The University of Primorska has conducted a study on the impact of the pandemic on the traffic-related mortality of wildlife in Slovenia
Collisions with vehicles are a major cause of wildlife mortality. During the COVID-19 pandemic, many countries enforced lockdowns that reduced vehicular traffic and consequently collisions between cars and wildlife.
But how big was this change? Was it heterogeneous across different wildlife species? And which consequences could it bear for wildlife management, in the long term? The University of Primorska, leading the Citizen Science Initiative on wildlife conservation in Slovenia, has published a paper on the Journal of Applied Ecology addressing these urgent questions.
The UP Team has modelled how the two lockdowns, held in spring and autumn 2020 to mitigate the spread of COVID-19, influenced wildlife-vehicle collisions throughout Slovenia. Researchers used data about wildlife-vehicle collisions from the past decade (2009-2019) to generate forecasts about 2020 and then compared them to real weekly collisions, that were observed for European roe deer, red fox, Eurasian badger, brown hare, stone marten, wild boar, and red deer.
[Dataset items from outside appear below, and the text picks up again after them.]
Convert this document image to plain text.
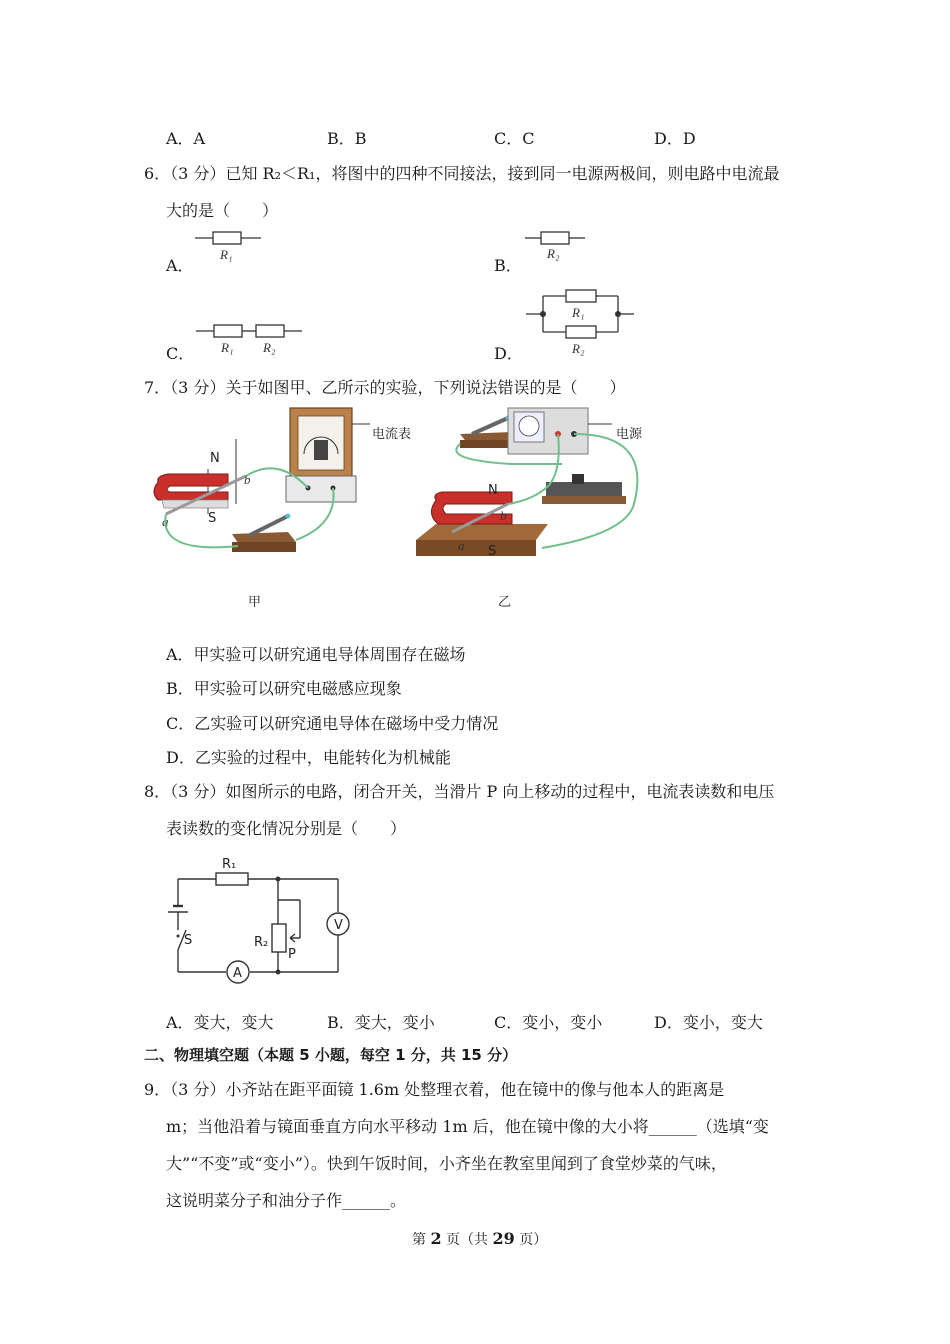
A．A	B．B	C．C	D．D
6．（3 分）已知 R₂＜R₁，将图中的四种不同接法，接到同一电源两极间，则电路中电流最
大的是（　　）
A．	B．
C．	D．
R₁	R₂
R₁ R₂
R₁
R₂
7．（3 分）关于如图甲、乙所示的实验，下列说法错误的是（　　）
N
S
a
b
电流表
甲
电源
N
S
a
b
乙
A．甲实验可以研究通电导体周围存在磁场
B．甲实验可以研究电磁感应现象
C．乙实验可以研究通电导体在磁场中受力情况
D．乙实验的过程中，电能转化为机械能
8．（3 分）如图所示的电路，闭合开关，当滑片 P 向上移动的过程中，电流表读数和电压
表读数的变化情况分别是（　　）
R₁
V
A
S	R₂
P
A．变大，变大	B．变大，变小	C．变小，变小	D．变小，变大
二、物理填空题（本题 5 小题，每空 1 分，共 15 分）
9．（3 分）小齐站在距平面镜 1.6m 处整理衣着，他在镜中的像与他本人的距离是
m；当他沿着与镜面垂直方向水平移动 1m 后，他在镜中像的大小将______（选填“变
大”“不变”或“变小”）。快到午饭时间，小齐坐在教室里闻到了食堂炒菜的气味，
这说明菜分子和油分子作______。
第 2 页（共 29 页）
The study points out that reductions in human mobility can indeed reduce collisions between cars and wildlife. However, this reduction is quite different across different species and it can also generate compensatory effects beyond lockdowns. For instance, during the autumn lockdown, although significantly fewer collisions for roe deer and wild boar were observed, an excess of collisions with badgers was noted.
In order to improve population monitoring and management, the Hunters Association of Slovenia (HAS) had already established in 2006 an on-line information system for collecting and archiving data on wildlife mortality, including roadkill, while also developing a reporting scheme for non-hunters through the regional emergency call centres.
The pandemic has made possible an unprecedented large-scale field experiment to test the effects of human mobility on wildlife ecology and behaviour. Diverse sets of data can help understand the complexity of COVID-19 effects on wildlife, while assessing the magnitude of change in the number of roadkill, its interplay with the biology of each species, and its consequences for wildlife management and conservation.
The study claims that findings should support a species-specific perspective when it comes to evaluating management interventions caused by changes in vehicular traffic. Last but not least, the authors contend that data sharing initiatives aiming to create large collaborative datasets combining data from both structured sampling schemes and citizen science should be fostered.